Blazing fast poker hand evaluator API written in Go and C++.

My take on a hashtable-based poker hand evaluation algorithm.

Can process 100,000 evaluations for 5-card poker hands in **0.019s**

Uses the Echo framework for the rest API.

## Implementation

My approach involves precomputing a hashtable where the keys are all the possible 5 card combinations from a standard deck of playing cards.

My twist is that instead of the 52C5 = **2,598,960** combinations, I only care about the possible card value combinations, regardless of suit. I then add the possible flush combinations, adding an 'f' to these keys. This reduces it down to a total of **7464** possible combinations (explained in math section).

This makes finding the strength of a given 5 card hand very simple, as all I have to do is quickly check if the suits are all equal (flush), and then sort the values to get the hashtable key to lookup the corresponding strength in average **O(1)** time.

## Math

To find the number of ways of picking 5 cards from the 13 card values where suit doesn't matter:

This problem is equivalent to picking 5 items from 13 piles of 4 indistinguishable items, so its value can be obtained from the following generating function:

![equation](https://latex.codecogs.com/png.latex?f%28x%29%20%3D%20%28x%5E0+x%5E1+x%5E2+x%5E3+x%5E4%29%5E%7B13%7D%20%3D%20%281+x+x%5E2+x%5E3+x%5E4%29%5E%7B13%7D)

This is because for each card value (1-13), you can pick 0 of them, 1 of them, ... up to 4 of them. This is represented by the exponents in the generating function.

Since there are 13 different piles (values), then we multiply this polynomial 13 times which will generate all the different possibilities to take the different items (cards).

After expanding this monstrous expression ([Wolfram](https://www.wolframalpha.com/input/?i=%281%2Bx%2Bx%5E2%2Bx%5E3%2Bx%5E4%29%5E13)), taking the coefficient before the `x^5` term gives us the total number of ways to pick 5 items (cards). In this case, the value is `6175`. We need to add 1 since `A` can also be treated as a 1 in straights.

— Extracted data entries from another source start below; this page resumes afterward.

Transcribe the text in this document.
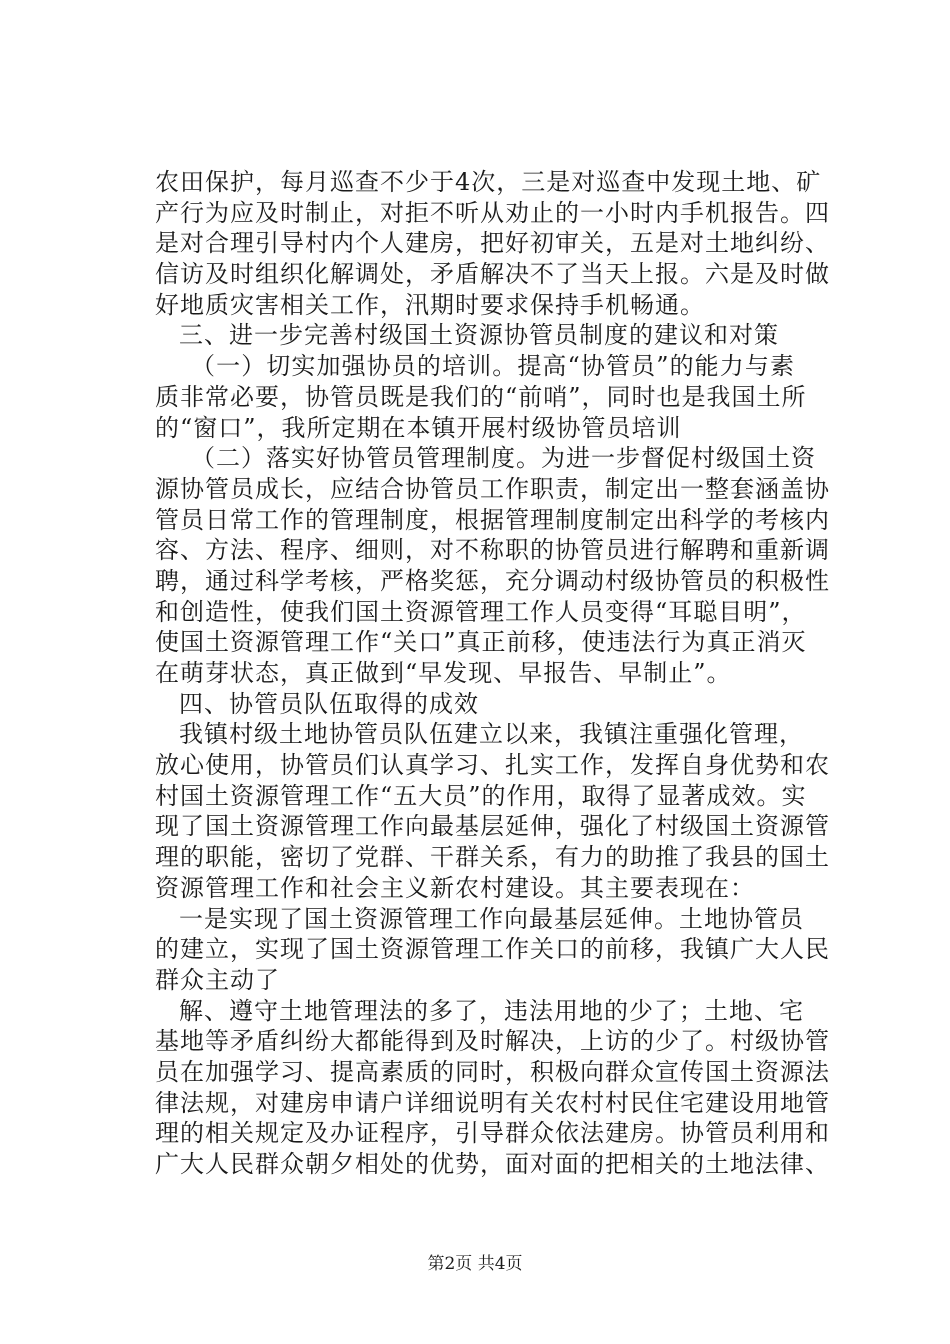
农田保护，每月巡查不少于4次，三是对巡查中发现土地、矿
产行为应及时制止，对拒不听从劝止的一小时内手机报告。四
是对合理引导村内个人建房，把好初审关，五是对土地纠纷、
信访及时组织化解调处，矛盾解决不了当天上报。六是及时做
好地质灾害相关工作，汛期时要求保持手机畅通。
三、进一步完善村级国土资源协管员制度的建议和对策
（一）切实加强协员的培训。提高“协管员”的能力与素
质非常必要，协管员既是我们的“前哨”，同时也是我国土所
的“窗口”，我所定期在本镇开展村级协管员培训
（二）落实好协管员管理制度。为进一步督促村级国土资
源协管员成长，应结合协管员工作职责，制定出一整套涵盖协
管员日常工作的管理制度，根据管理制度制定出科学的考核内
容、方法、程序、细则，对不称职的协管员进行解聘和重新调
聘，通过科学考核，严格奖惩，充分调动村级协管员的积极性
和创造性，使我们国土资源管理工作人员变得“耳聪目明”，
使国土资源管理工作“关口”真正前移，使违法行为真正消灭
在萌芽状态，真正做到“早发现、早报告、早制止”。
四、协管员队伍取得的成效
我镇村级土地协管员队伍建立以来，我镇注重强化管理，
放心使用，协管员们认真学习、扎实工作，发挥自身优势和农
村国土资源管理工作“五大员”的作用，取得了显著成效。实
现了国土资源管理工作向最基层延伸，强化了村级国土资源管
理的职能，密切了党群、干群关系，有力的助推了我县的国土
资源管理工作和社会主义新农村建设。其主要表现在：
一是实现了国土资源管理工作向最基层延伸。土地协管员
的建立，实现了国土资源管理工作关口的前移，我镇广大人民
群众主动了
解、遵守土地管理法的多了，违法用地的少了；土地、宅
基地等矛盾纠纷大都能得到及时解决，上访的少了。村级协管
员在加强学习、提高素质的同时，积极向群众宣传国土资源法
律法规，对建房申请户详细说明有关农村村民住宅建设用地管
理的相关规定及办证程序，引导群众依法建房。协管员利用和
广大人民群众朝夕相处的优势，面对面的把相关的土地法律、
第2页 共4页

For flushes and straight flushes, there can't be any duplicates, so the possible combinations for flushes is simply `13C5 = 1287`. We must also add 1 for the same reason as above.

Thus we have our total:

![equation](https://latex.codecogs.com/png.latex?6175+1+1287+1%3D7464)

Turns out I ended up recalling something from AP Stats in high school lol. Thanks Mr. Segev!